A few years ago, I was lucky to come across Chris Crowley’s book Younger Next Year. The original book eventually morphed into several sequels, including one focused on women’s health, but the point of all of them was the same: If we want to live longer and feel better, we need to get into better physical shape. Since 2007, the year the book was published, most of us have embraced the truth of this, albeit reluctantly, but I need constant reminders. One of my favorite Crowley truisms is our need for a kedge to keep us moving forward.
By original definition, a kedge was an anchor set out in the distance and then used to haul an attached boat up to it. In other words, it was a way to get something from one point to another. Crowley uses the word kedge to describe a big goal we set as a way of moving ourselves to do the work we might not otherwise do but definitely need to. In other words, in physical terms, if we need to start working out, a good kedge might be signing up for a 10K race and having to train for it.
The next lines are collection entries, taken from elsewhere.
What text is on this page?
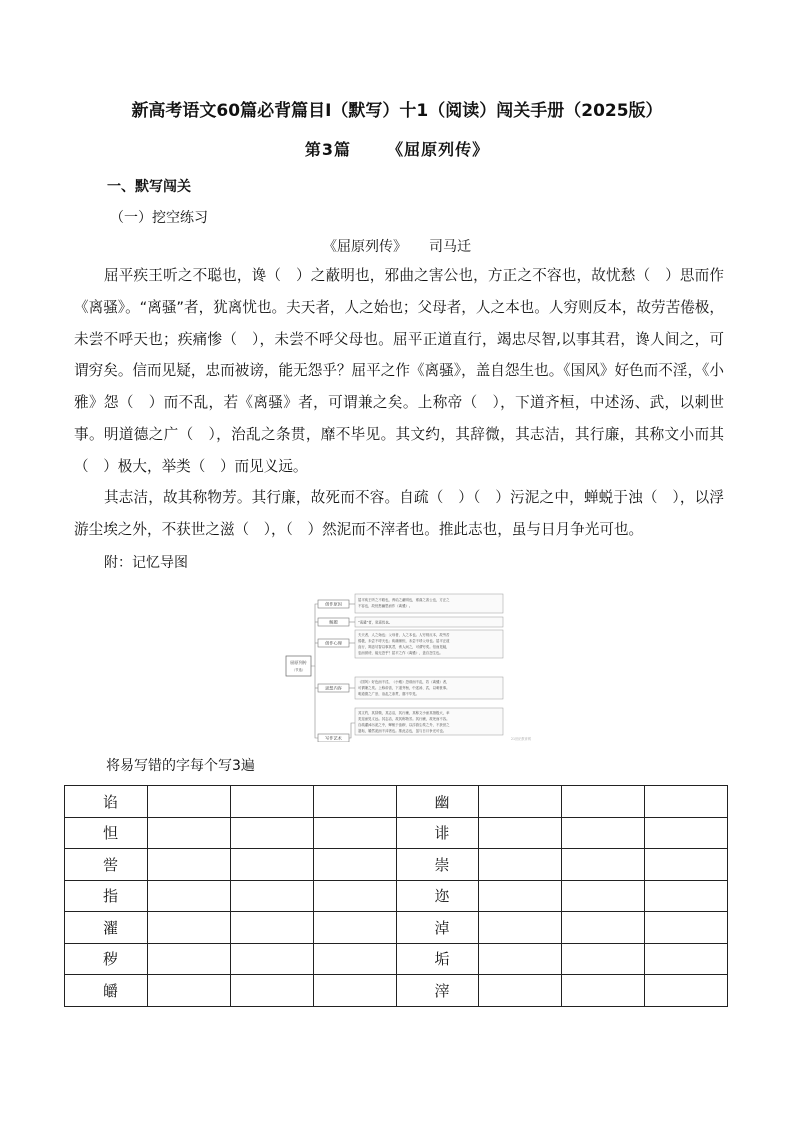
新高考语文60篇必背篇目Ⅰ（默写）十1（阅读）闯关手册（2025版）
第3篇 《屈原列传》
一、默写闯关
（一）挖空练习
《屈原列传》 司马迁

屈平疾王听之不聪也，谗（　）之蔽明也，邪曲之害公也，方正之不容也，故忧愁（　）思而作《离骚》。“离骚”者，犹离忧也。夫天者，人之始也；父母者，人之本也。人穷则反本，故劳苦倦极，未尝不呼天也；疾痛惨（　），未尝不呼父母也。屈平正道直行，竭忠尽智,以事其君，谗人间之，可谓穷矣。信而见疑，忠而被谤，能无怨乎？屈平之作《离骚》，盖自怨生也。《国风》好色而不淫，《小雅》怨（　）而不乱，若《离骚》者，可谓兼之矣。上称帝（　），下道齐桓，中述汤、武，以刺世事。明道德之广（　），治乱之条贯，靡不毕见。其文约，其辞微，其志洁，其行廉，其称文小而其（　）极大，举类（　）而见义远。

其志洁，故其称物芳。其行廉，故死而不容。自疏（　）（　）污泥之中，蝉蜕于浊（　），以浮游尘埃之外，不获世之滋（　），（　）然泥而不滓者也。推此志也，虽与日月争光可也。

附：记忆导图
屈原列传
（节选）
创作原因
解题
创作心理
思想内容
写作艺术
屈平疾王听之不聪也，谗谄之蔽明也，邪曲之害公也，方正之
不容也，故忧愁幽思而作《离骚》。
“离骚”者，犹离忧也。
夫天者，人之始也；父母者，人之本也。人穷则反本，故劳苦
倦极，未尝不呼天也；疾痛惨怛，未尝不呼父母也。屈平正道
直行，竭忠尽智以事其君，谗人间之，可谓穷矣。信而见疑，
忠而被谤，能无怨乎？屈平之作《离骚》，盖自怨生也。
《国风》好色而不淫，《小雅》怨诽而不乱，若《离骚》者，
可谓兼之矣。上称帝喾，下道齐桓，中述汤、武，以刺世事。
明道德之广崇，治乱之条贯，靡不毕见。
其文约，其辞微，其志洁，其行廉，其称文小而其指极大，举
类迩而见义远。其志洁，故其称物芳。其行廉，故死而不容。
自疏濯淖污泥之中，蝉蜕于浊秽，以浮游尘埃之外，不获世之
滋垢，皭然泥而不滓者也。推此志也，虽与日月争光可也。
21世纪教育网
将易写错的字每个写3遍
谄				幽			
怛				诽			
喾				崇			
指				迩			
濯				淖			
秽				垢			
皭				滓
It represents bigger thinking, in a way, a path to something that feels like growth and creativity.
It was from the running arena that I first realized the value of a kedge, but it actually had nothing to do with sport itself. I had spent months training for and then running my first marathon. It was foremost in my mind from August through December, when I finally covered the 26.2 miles. Fitting in the training around my other responsibilities, staying organized, eating well, getting lots of sleep, and maintaining my conditioning were all part of my plan. It didn’t really matter whether it was a marathon or a fun run. Having the plan kept me at my best. I knew this most clearly when I woke up the day after the race with no plan. I got it then that having that marathon as a kedge added a whole lot to my life that was much harder to muster without one.
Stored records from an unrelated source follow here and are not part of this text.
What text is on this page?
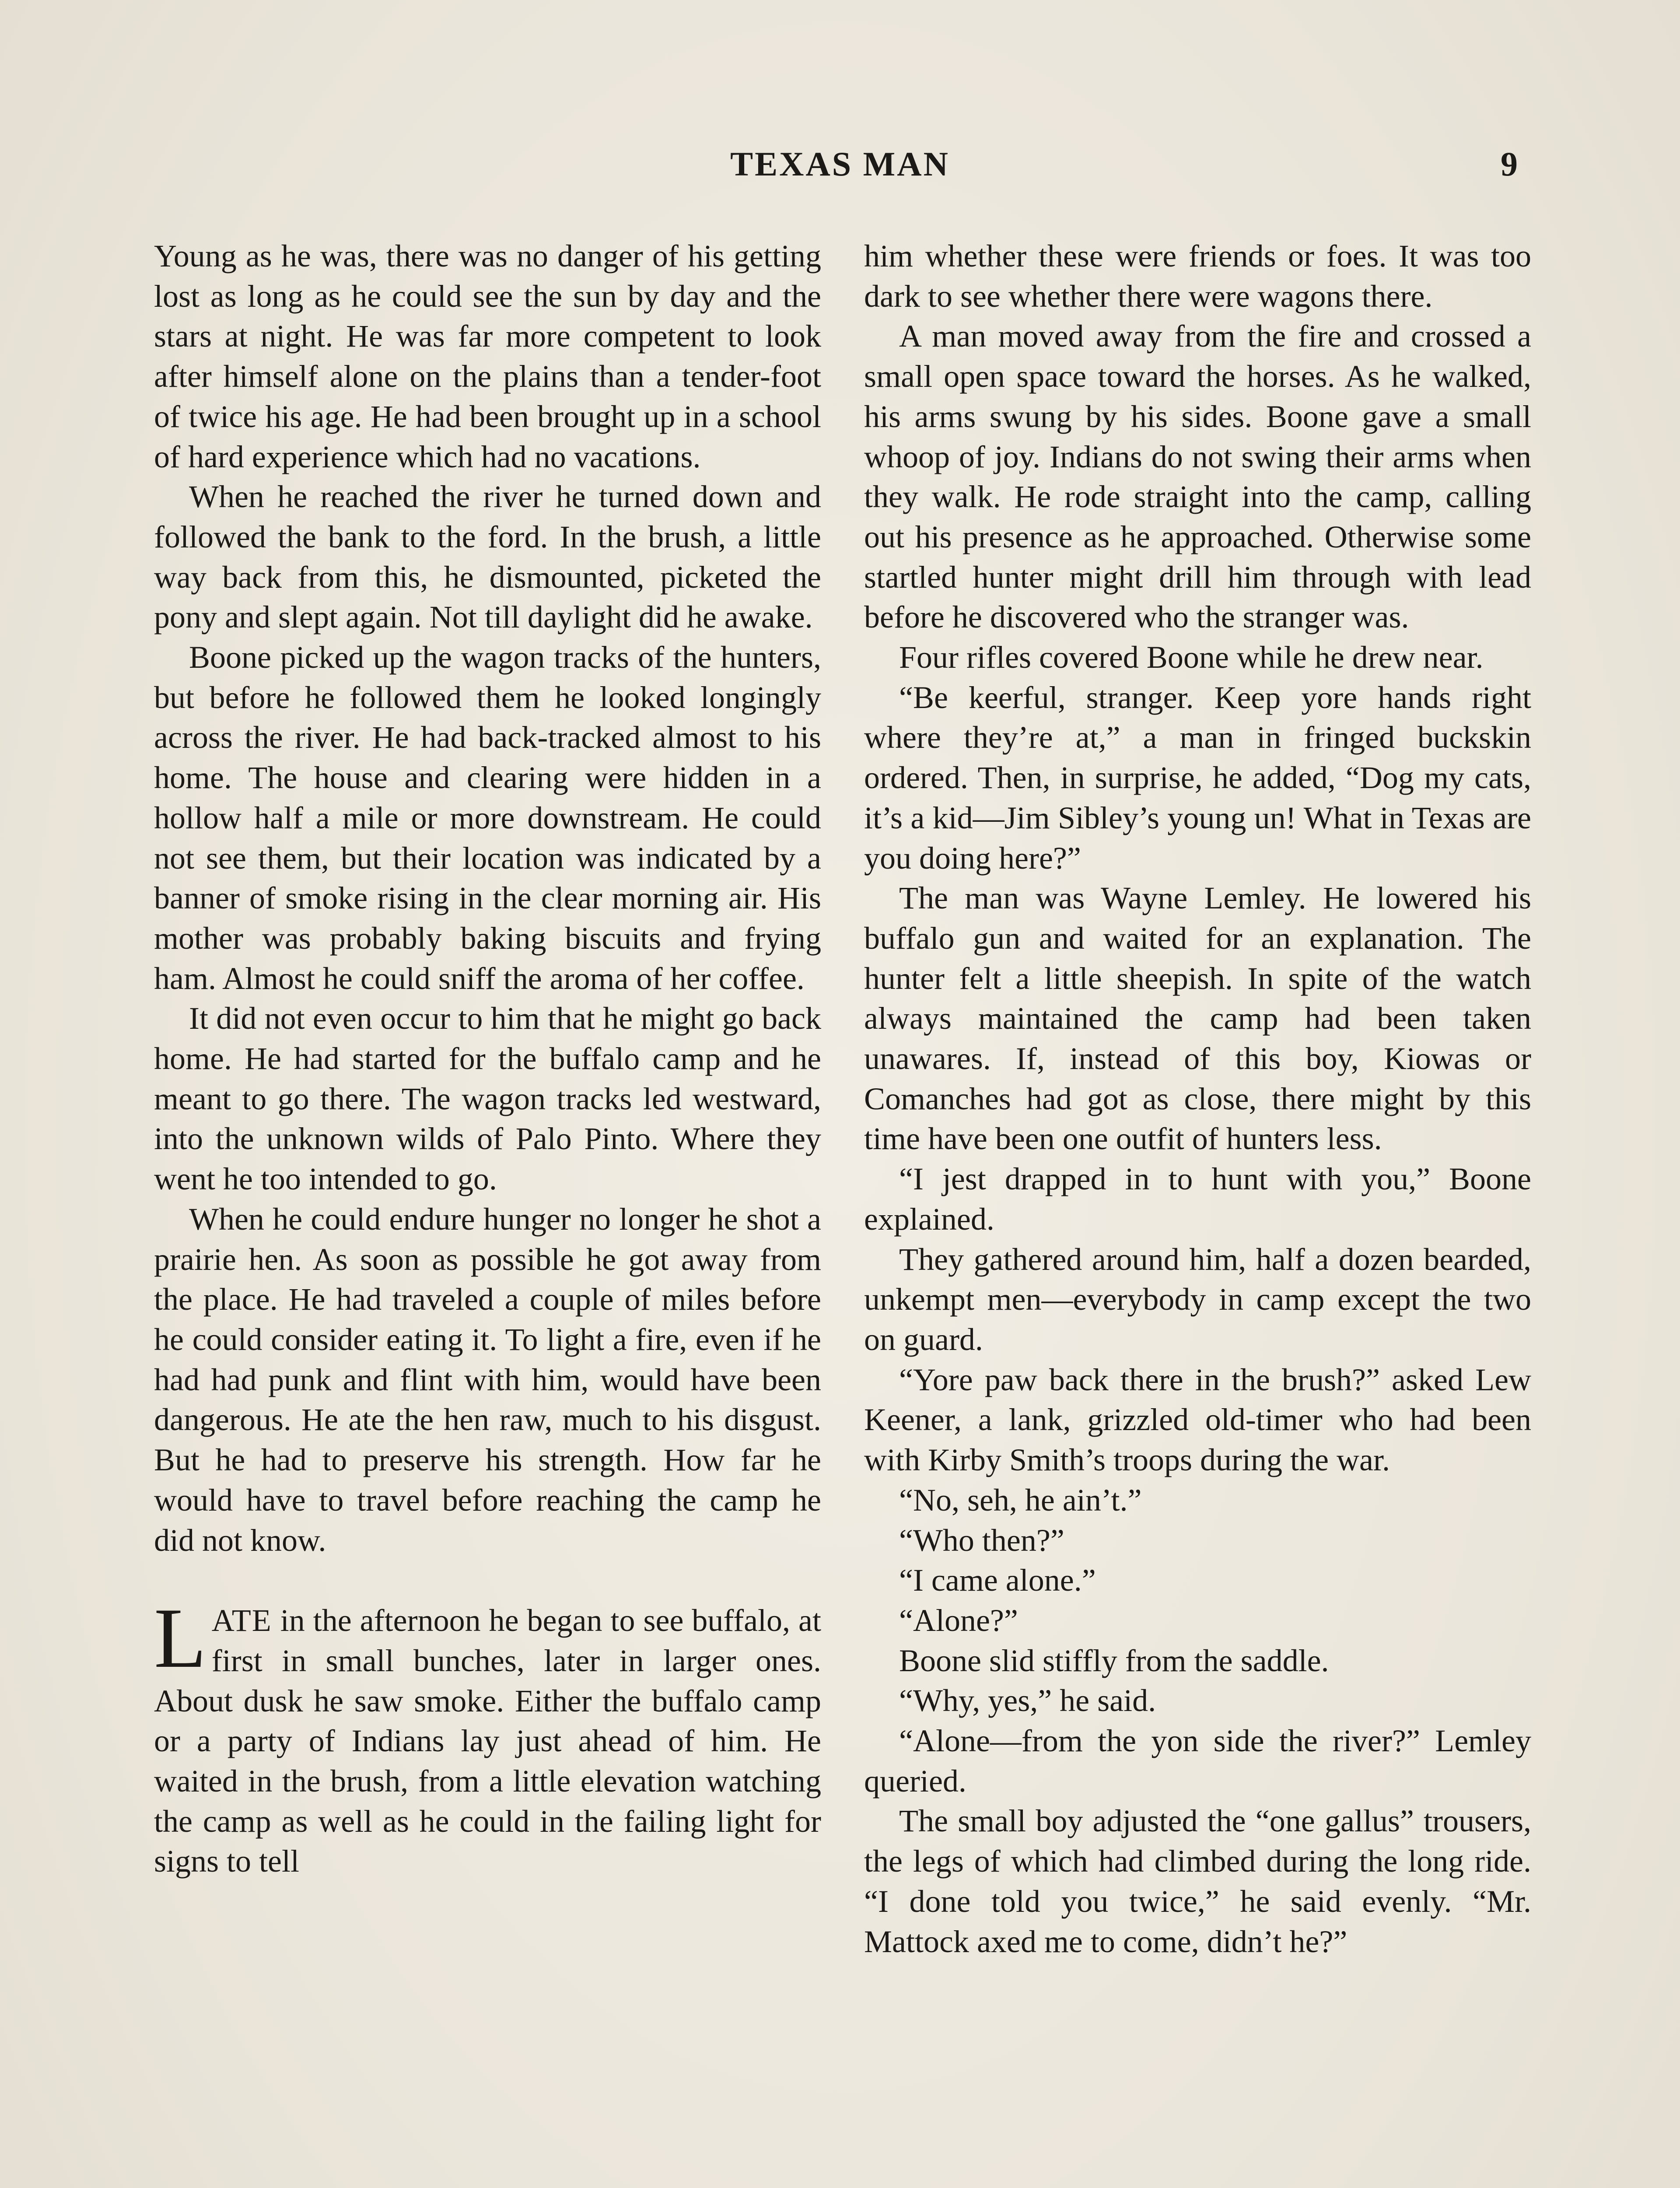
TEXAS MAN	9

Young as he was, there was no danger of his getting lost as long as he could see the sun by day and the stars at night. He was far more competent to look after himself alone on the plains than a tender-foot of twice his age. He had been brought up in a school of hard experience which had no vacations.

When he reached the river he turned down and followed the bank to the ford. In the brush, a little way back from this, he dismounted, picketed the pony and slept again. Not till daylight did he awake.

Boone picked up the wagon tracks of the hunters, but before he followed them he looked longingly across the river. He had back-tracked almost to his home. The house and clearing were hidden in a hollow half a mile or more downstream. He could not see them, but their location was indicated by a banner of smoke rising in the clear morning air. His mother was probably baking biscuits and frying ham. Almost he could sniff the aroma of her coffee.

It did not even occur to him that he might go back home. He had started for the buffalo camp and he meant to go there. The wagon tracks led westward, into the unknown wilds of Palo Pinto. Where they went he too intended to go.

When he could endure hunger no longer he shot a prairie hen. As soon as possible he got away from the place. He had traveled a couple of miles before he could consider eating it. To light a fire, even if he had had punk and flint with him, would have been dangerous. He ate the hen raw, much to his disgust. But he had to preserve his strength. How far he would have to travel before reaching the camp he did not know.

LATE in the afternoon he began to see buffalo, at first in small bunches, later in larger ones. About dusk he saw smoke. Either the buffalo camp or a party of Indians lay just ahead of him. He waited in the brush, from a little elevation watching the camp as well as he could in the failing light for signs to tell

him whether these were friends or foes. It was too dark to see whether there were wagons there.

A man moved away from the fire and crossed a small open space toward the horses. As he walked, his arms swung by his sides. Boone gave a small whoop of joy. Indians do not swing their arms when they walk. He rode straight into the camp, calling out his presence as he approached. Otherwise some startled hunter might drill him through with lead before he discovered who the stranger was.

Four rifles covered Boone while he drew near.

“Be keerful, stranger. Keep yore hands right where they’re at,” a man in fringed buckskin ordered. Then, in surprise, he added, “Dog my cats, it’s a kid—Jim Sibley’s young un! What in Texas are you doing here?”

The man was Wayne Lemley. He lowered his buffalo gun and waited for an explanation. The hunter felt a little sheepish. In spite of the watch always maintained the camp had been taken unawares. If, instead of this boy, Kiowas or Comanches had got as close, there might by this time have been one outfit of hunters less.

“I jest drapped in to hunt with you,” Boone explained.

They gathered around him, half a dozen bearded, unkempt men—everybody in camp except the two on guard.

“Yore paw back there in the brush?” asked Lew Keener, a lank, grizzled old-timer who had been with Kirby Smith’s troops during the war.

“No, seh, he ain’t.”

“Who then?”

“I came alone.”

“Alone?”

Boone slid stiffly from the saddle.

“Why, yes,” he said.

“Alone—from the yon side the river?” Lemley queried.

The small boy adjusted the “one gallus” trousers, the legs of which had climbed during the long ride. “I done told you twice,” he said evenly. “Mr. Mattock axed me to come, didn’t he?”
Of the many approaches and ideas I’ve implemented since I retired—with a wide range of success and failure—having a good kedge has been one of my most helpful. It’s really just shorthand for having setting a concrete goal, but the vocabulary isn’t what’s important. What has been useful is knowing that having a goal or a plan is important no matter how old we are. And it’s so much more than just trying to lose 10 pounds. It’s about achieving something that has a storehouse of added benefits.
Sometimes, in the busyness of my life, I forget the value of having a kedge. I’ll get stuck in the doldrums of one foot in front of the other, and then I find myself stressed or bored or out of touch with what really brings me joy. If I stop and decide to make a good, manageable goal, it helps more than practically anything. It kind of gives me something to shoot for that belongs to me and yet is outside of my little hamster wheel. It represents bigger thinking, in a way, a path to something that feels like growth and creativity.
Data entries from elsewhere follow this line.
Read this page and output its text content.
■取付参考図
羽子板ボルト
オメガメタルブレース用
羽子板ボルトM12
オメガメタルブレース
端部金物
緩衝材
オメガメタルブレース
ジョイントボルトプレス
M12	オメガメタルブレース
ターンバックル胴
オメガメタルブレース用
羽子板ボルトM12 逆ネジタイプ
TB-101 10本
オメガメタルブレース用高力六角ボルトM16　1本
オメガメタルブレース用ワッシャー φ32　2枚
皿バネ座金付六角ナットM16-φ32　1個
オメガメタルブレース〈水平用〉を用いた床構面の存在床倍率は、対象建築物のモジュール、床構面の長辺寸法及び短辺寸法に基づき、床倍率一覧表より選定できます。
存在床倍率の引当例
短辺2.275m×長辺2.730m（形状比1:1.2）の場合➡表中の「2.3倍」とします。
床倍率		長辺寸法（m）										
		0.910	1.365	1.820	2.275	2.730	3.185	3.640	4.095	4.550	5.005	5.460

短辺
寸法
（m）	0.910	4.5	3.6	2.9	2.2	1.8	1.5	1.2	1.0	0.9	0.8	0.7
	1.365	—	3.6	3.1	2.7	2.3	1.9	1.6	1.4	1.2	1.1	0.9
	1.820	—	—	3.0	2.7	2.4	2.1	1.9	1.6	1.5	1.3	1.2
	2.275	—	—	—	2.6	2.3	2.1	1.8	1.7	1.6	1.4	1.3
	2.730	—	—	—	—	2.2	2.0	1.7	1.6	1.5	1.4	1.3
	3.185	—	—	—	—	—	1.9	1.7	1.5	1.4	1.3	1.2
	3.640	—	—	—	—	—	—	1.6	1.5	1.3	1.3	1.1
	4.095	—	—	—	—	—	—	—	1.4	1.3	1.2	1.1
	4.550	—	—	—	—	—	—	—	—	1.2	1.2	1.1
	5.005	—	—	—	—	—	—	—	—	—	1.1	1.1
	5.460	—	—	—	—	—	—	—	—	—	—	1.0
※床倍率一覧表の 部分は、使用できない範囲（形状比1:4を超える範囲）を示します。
I also need to remember that my compulsiveness can’t be the driver as I establish kedges for myself. If that happens, I’m likely to set some unrealistic plan, like writing a book in a month or becoming a body builder by the end of summer. It helps to know myself and to know what it really is I’m seeking. If I want to write more regularly, a better kedge is taking a class or arranging to work with a good editor. If a stronger body is more my goal, a good kedge would be to start working with a personal trainer or taking a yoga class. It doesn’t matter what I’m aiming for. The real value is to keep moving and growing. At 66, I’m very conscious of how easy it is to fall into complacency. But I’m also keenly aware of the intoxicating feeling of knowing I’m on a fun road headed to a place I really want to be.